Is someone nudging Nigeria into an impending state of emergency? And to what pernicious end? Could it be phantom enemies of democracy that stand to benefit? Could it be Biafran secessionists - or perhaps protagonists of the botched Third Term campaign? Who in the world could be responsible? Who indeed…?
3 comments:
Trigger, We too face such acts of vanadalism in certain parts of India. We have ULFA in the north=east who frequently blew uo the pipelines. We are having serious thoughts abut a pipeline project from IRan to India.. but it has to bypass Pakistan and there lies the problem.
Very Insightful post.
thanks JJ, and yeah, that must be real problematic. I guess the solution is u guys'll have to wait for iran to get fully nuclear, then there can be an atomic free-for-all, and the conveyance rights will go to the last 'lingam' standing. sound like a plan :-)

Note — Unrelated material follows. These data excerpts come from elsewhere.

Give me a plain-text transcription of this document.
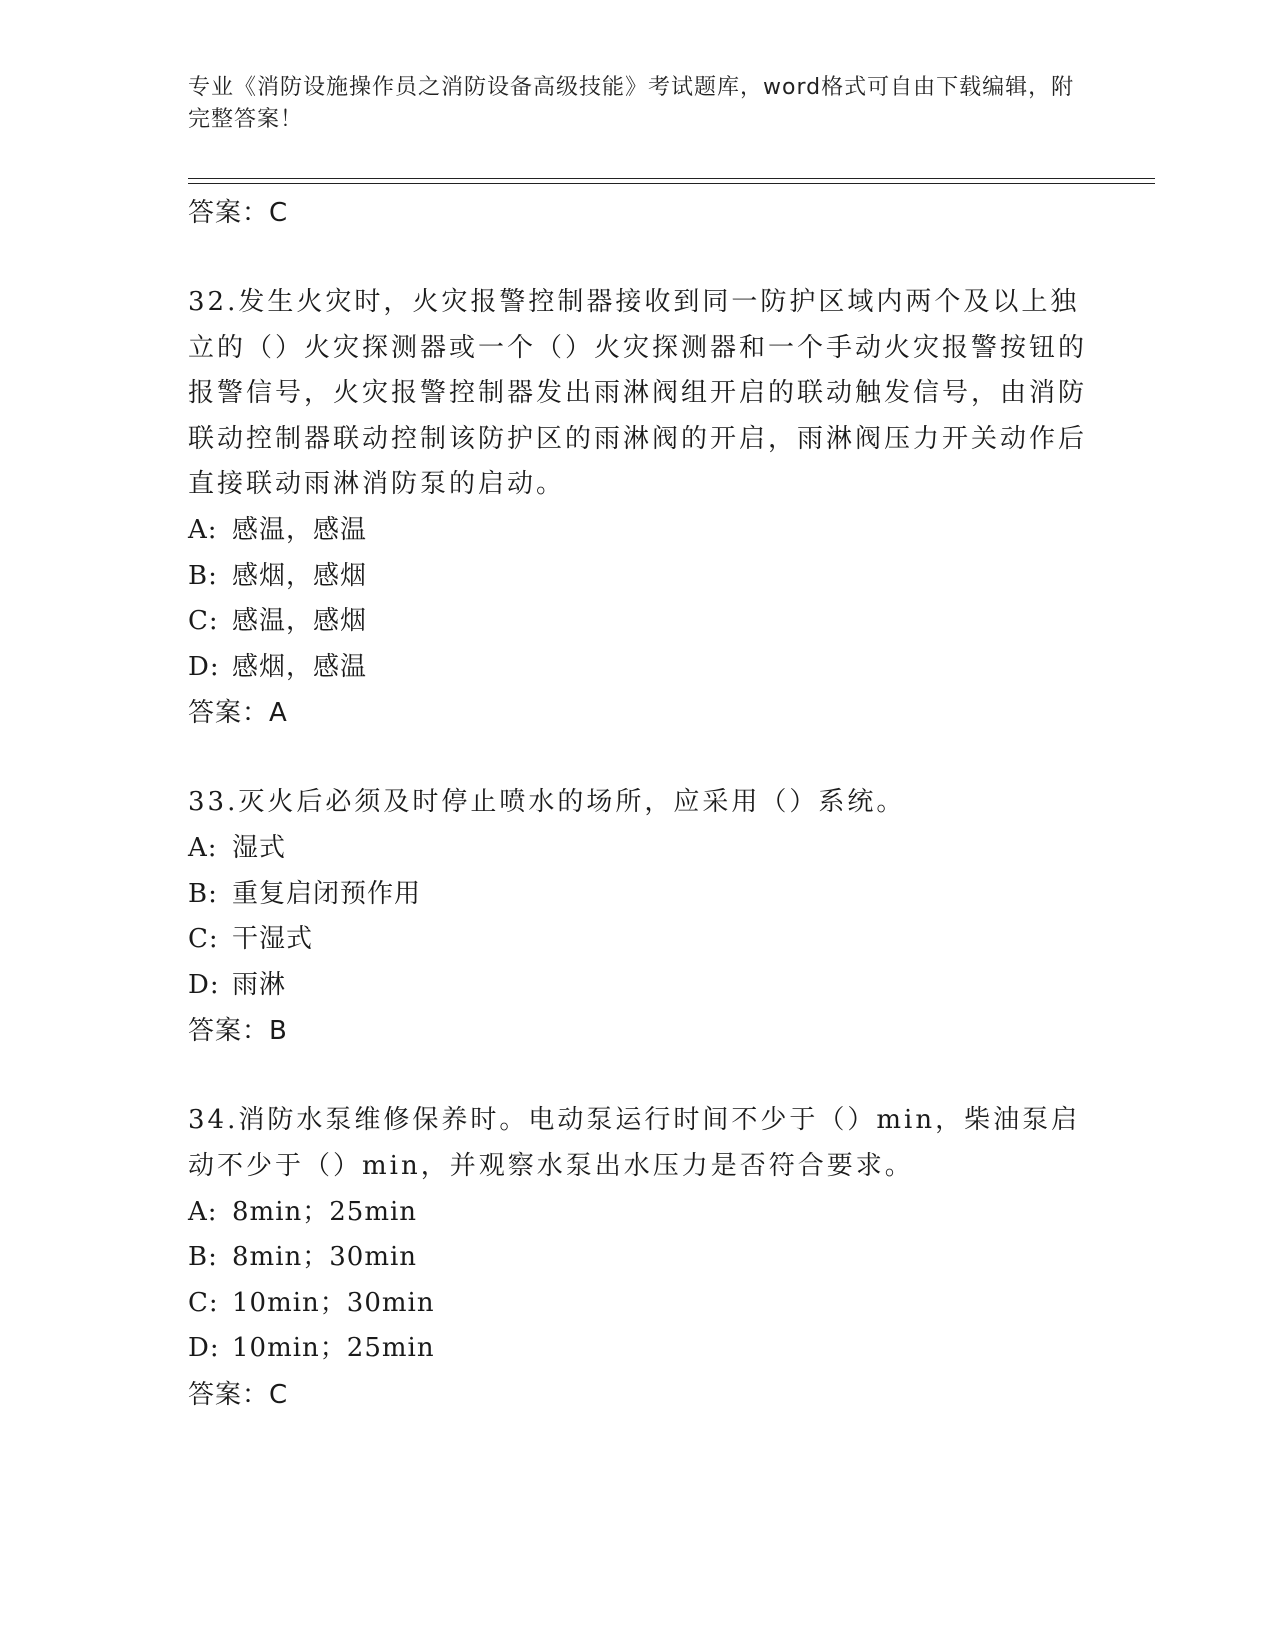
专业《消防设施操作员之消防设备高级技能》考试题库，word格式可自由下载编辑，附完整答案！
答案：C
32.发生火灾时，火灾报警控制器接收到同一防护区域内两个及以上独立的（）火灾探测器或一个（）火灾探测器和一个手动火灾报警按钮的报警信号，火灾报警控制器发出雨淋阀组开启的联动触发信号，由消防联动控制器联动控制该防护区的雨淋阀的开启，雨淋阀压力开关动作后直接联动雨淋消防泵的启动。
A: 感温，感温
B: 感烟，感烟
C: 感温，感烟
D: 感烟，感温
答案：A
33.灭火后必须及时停止喷水的场所，应采用（）系统。
A: 湿式
B: 重复启闭预作用
C: 干湿式
D: 雨淋
答案：B
34.消防水泵维修保养时。电动泵运行时间不少于（）min，柴油泵启动不少于（）min，并观察水泵出水压力是否符合要求。
A: 8min；25min
B: 8min；30min
C: 10min；30min
D: 10min；25min
答案：C
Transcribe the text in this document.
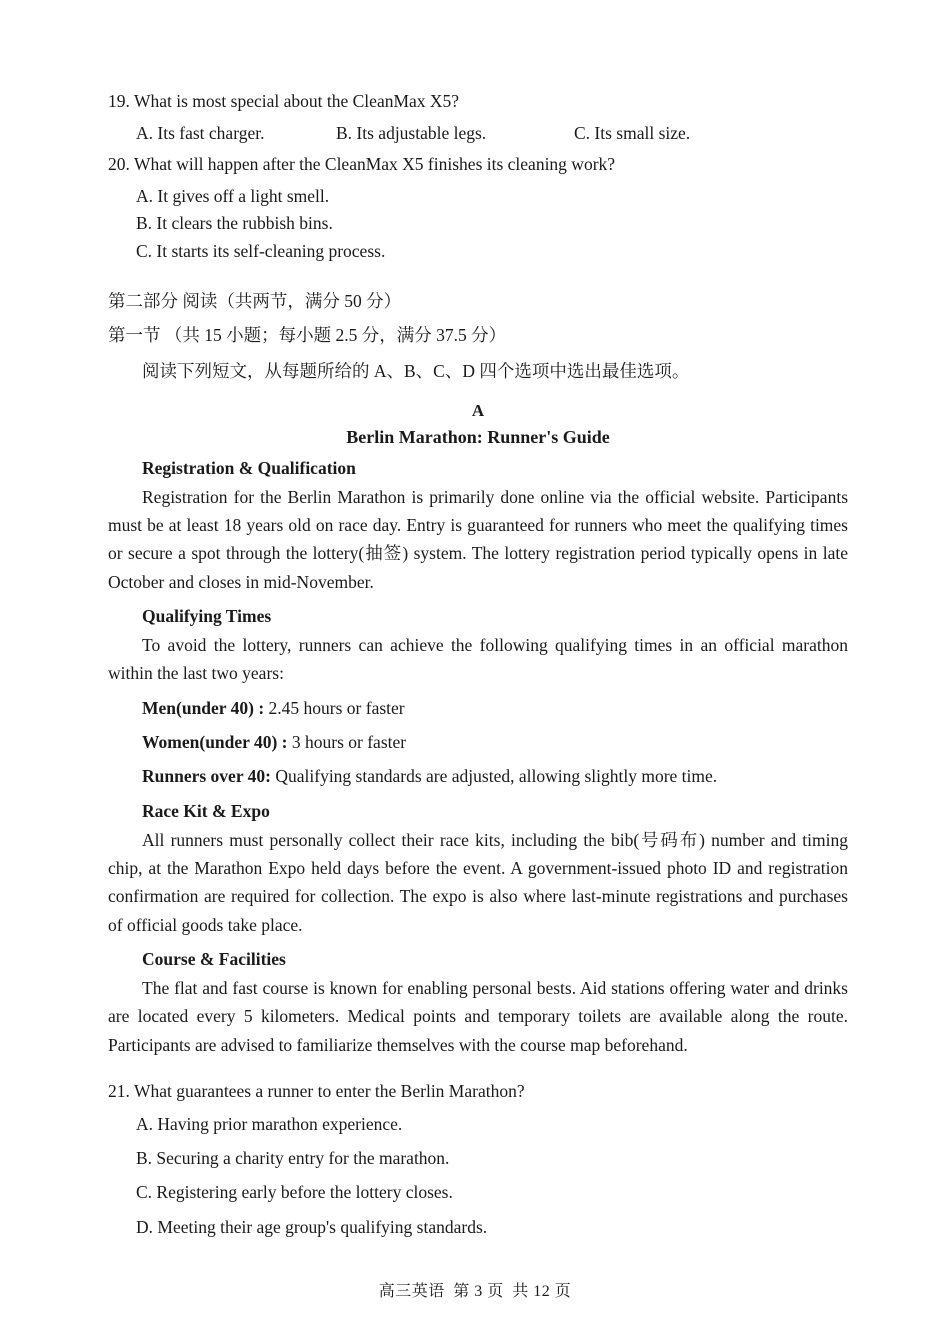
19. What is most special about the CleanMax X5?
A. Its fast charger.	B. Its adjustable legs.	C. Its small size.
20. What will happen after the CleanMax X5 finishes its cleaning work?
A. It gives off a light smell.
B. It clears the rubbish bins.
C. It starts its self-cleaning process.
第二部分 阅读（共两节，满分 50 分）
第一节 （共 15 小题；每小题 2.5 分，满分 37.5 分）
阅读下列短文，从每题所给的 A、B、C、D 四个选项中选出最佳选项。
A
Berlin Marathon: Runner's Guide
Registration & Qualification
Registration for the Berlin Marathon is primarily done online via the official website. Participants must be at least 18 years old on race day. Entry is guaranteed for runners who meet the qualifying times or secure a spot through the lottery(抽签) system. The lottery registration period typically opens in late October and closes in mid-November.
Qualifying Times
To avoid the lottery, runners can achieve the following qualifying times in an official marathon within the last two years:
Men(under 40) : 2.45 hours or faster
Women(under 40) : 3 hours or faster
Runners over 40: Qualifying standards are adjusted, allowing slightly more time.
Race Kit & Expo
All runners must personally collect their race kits, including the bib(号码布) number and timing chip, at the Marathon Expo held days before the event. A government-issued photo ID and registration confirmation are required for collection. The expo is also where last-minute registrations and purchases of official goods take place.
Course & Facilities
The flat and fast course is known for enabling personal bests. Aid stations offering water and drinks are located every 5 kilometers. Medical points and temporary toilets are available along the route. Participants are advised to familiarize themselves with the course map beforehand.
21. What guarantees a runner to enter the Berlin Marathon?
A. Having prior marathon experience.
B. Securing a charity entry for the marathon.
C. Registering early before the lottery closes.
D. Meeting their age group's qualifying standards.
高三英语 第 3 页 共 12 页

seriously though, the key is Kashmir. If you can get that monkey off ur backs, then anything's possible.
... nah i don't think Kashmir will end everythng.... The troublemakers will be jobless and i don't think it wd be an ideal situation for them.. Anyways Northeast problem has nothing to do with KAshmir.. hell ya .. we cant get anythng from Myanmar either which is to our east.